That argument sounds correct to me, at least for the non-degenerate cases where n >= 2. For n=1, the lights start out all-on, which solves it provided you're allowed to make zero moves. Arguably there are no legal moves when n=1 since there is no valid d. Question: Given an initial configuration of all-off (or all-on), are all of the zero COL patterns attainable? I think http://oeis.org/A103314 gives the count if you include the all-off case, which http://oeis.org/A070894 does not. Tom Don Reble writes:
"Given a circle of n lights, exactly one of which is initially on, it is permitted to change the state of a bulb provided that one also changes the state of every dth bulb after it (where d is a divisor of n strictly less than n), provided that all n/d bulbs were originally in the same state as one another. Is it possible to turn all the bulbs on by making a sequence of moves of this kind?"
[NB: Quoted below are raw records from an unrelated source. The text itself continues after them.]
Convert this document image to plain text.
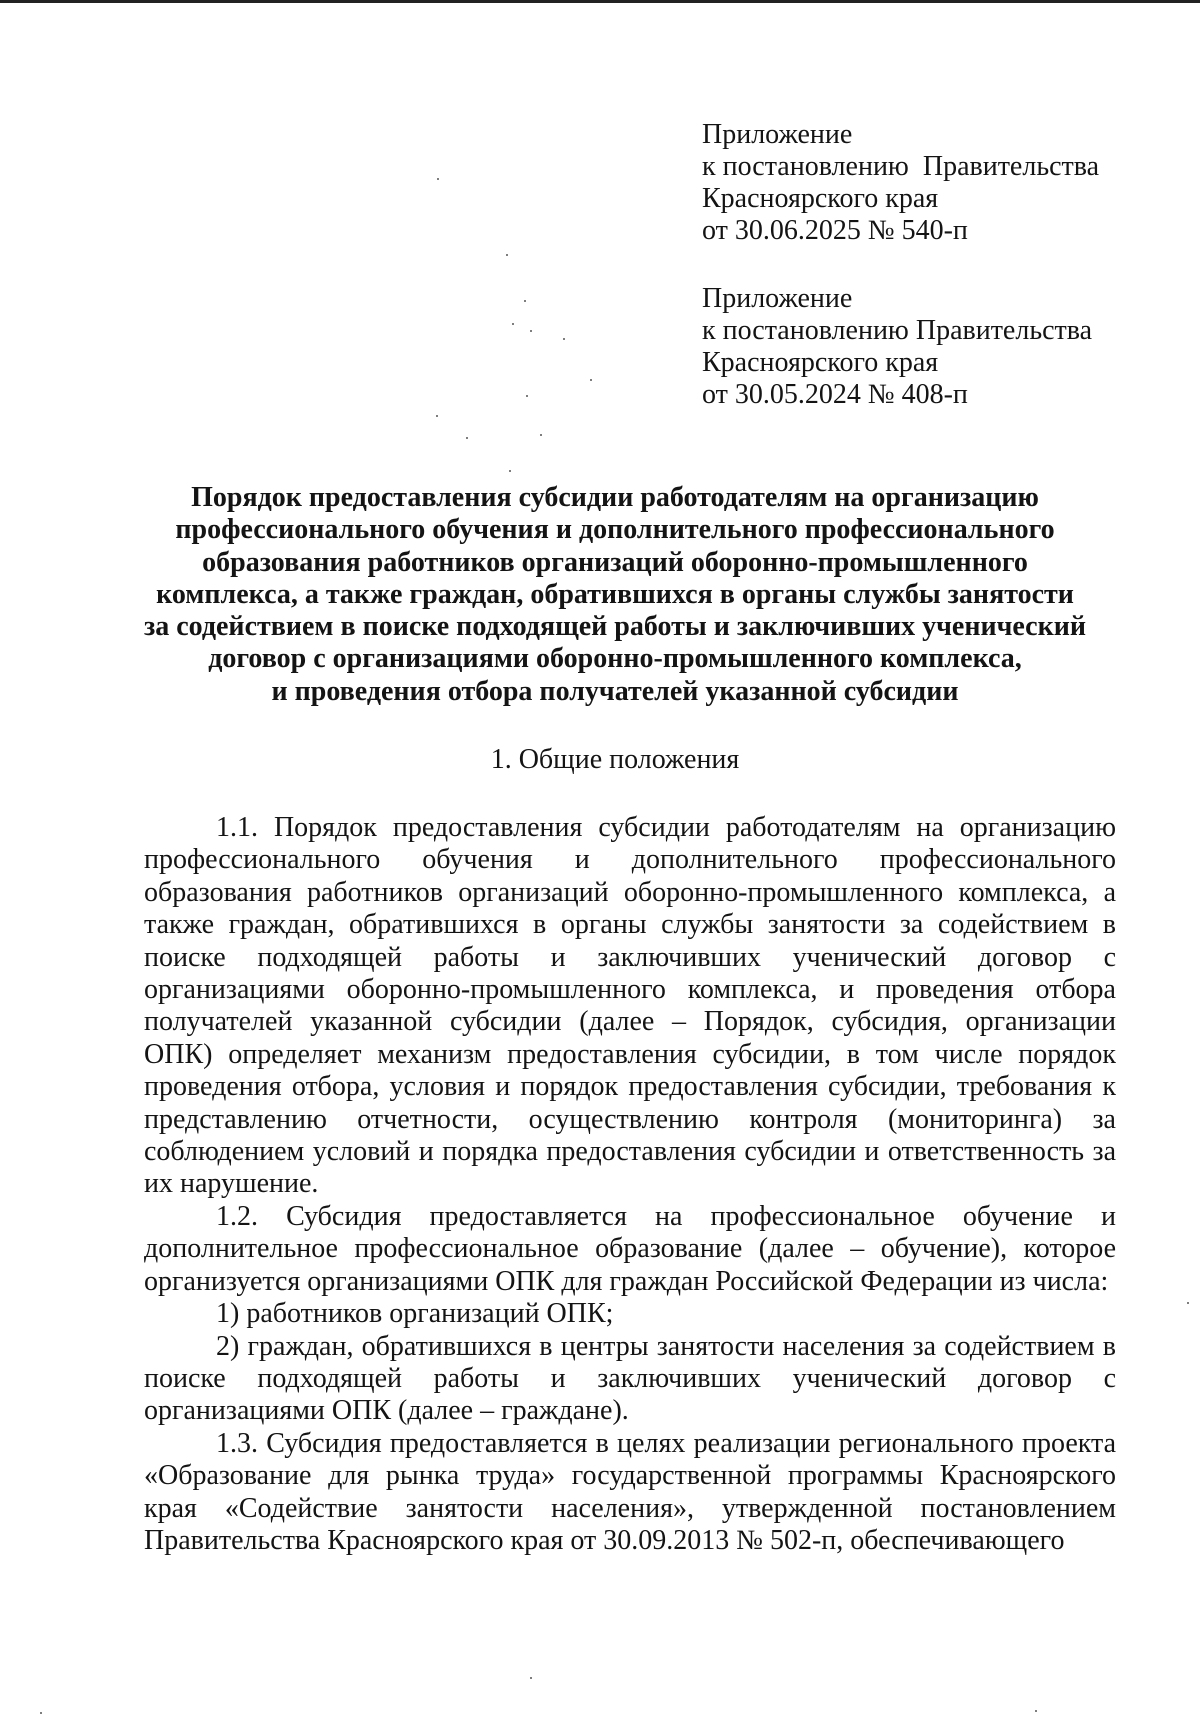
Приложение
к постановлению  Правительства
Красноярского края
от 30.06.2025 № 540-п
Приложение
к постановлению Правительства
Красноярского края
от 30.05.2024 № 408-п
Порядок предоставления субсидии работодателям на организацию
профессионального обучения и дополнительного профессионального
образования работников организаций оборонно-промышленного
комплекса, а также граждан, обратившихся в органы службы занятости
за содействием в поиске подходящей работы и заключивших ученический
договор с организациями оборонно-промышленного комплекса,
и проведения отбора получателей указанной субсидии
1. Общие положения

1.1. Порядок предоставления субсидии работодателям на организацию профессионального обучения и дополнительного профессионального образования работников организаций оборонно-промышленного комплекса, а также граждан, обратившихся в органы службы занятости за содействием в поиске подходящей работы и заключивших ученический договор с организациями оборонно-промышленного комплекса, и проведения отбора получателей указанной субсидии (далее – Порядок, субсидия, организации ОПК) определяет механизм предоставления субсидии, в том числе порядок проведения отбора, условия и порядок предоставления субсидии, требования к представлению отчетности, осуществлению контроля (мониторинга) за соблюдением условий и порядка предоставления субсидии и ответственность за их нарушение.

1.2. Субсидия предоставляется на профессиональное обучение и дополнительное профессиональное образование (далее – обучение), которое организуется организациями ОПК для граждан Российской Федерации из числа:

1) работников организаций ОПК;

2) граждан, обратившихся в центры занятости населения за содействием в поиске подходящей работы и заключивших ученический договор с организациями ОПК (далее – граждане).

1.3. Субсидия предоставляется в целях реализации регионального проекта «Образование для рынка труда» государственной программы Красноярского края «Содействие занятости населения», утвержденной постановлением Правительства Красноярского края от 30.09.2013 № 502-п, обеспечивающего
OEIS http://oeis.org/A103314 looks very apropos.
A070894 looks even better.
The set of bulbs changed by a move has a center-of-light at zero. (Arrange the bulbs evenly around the circle. And then all go on or all go off.) The original center is non-zero, and a move changes it to a weighted combination of zero and the old value: but never to zero.
So you can't even turn them all off. Please refute this, if you're the last one to bed.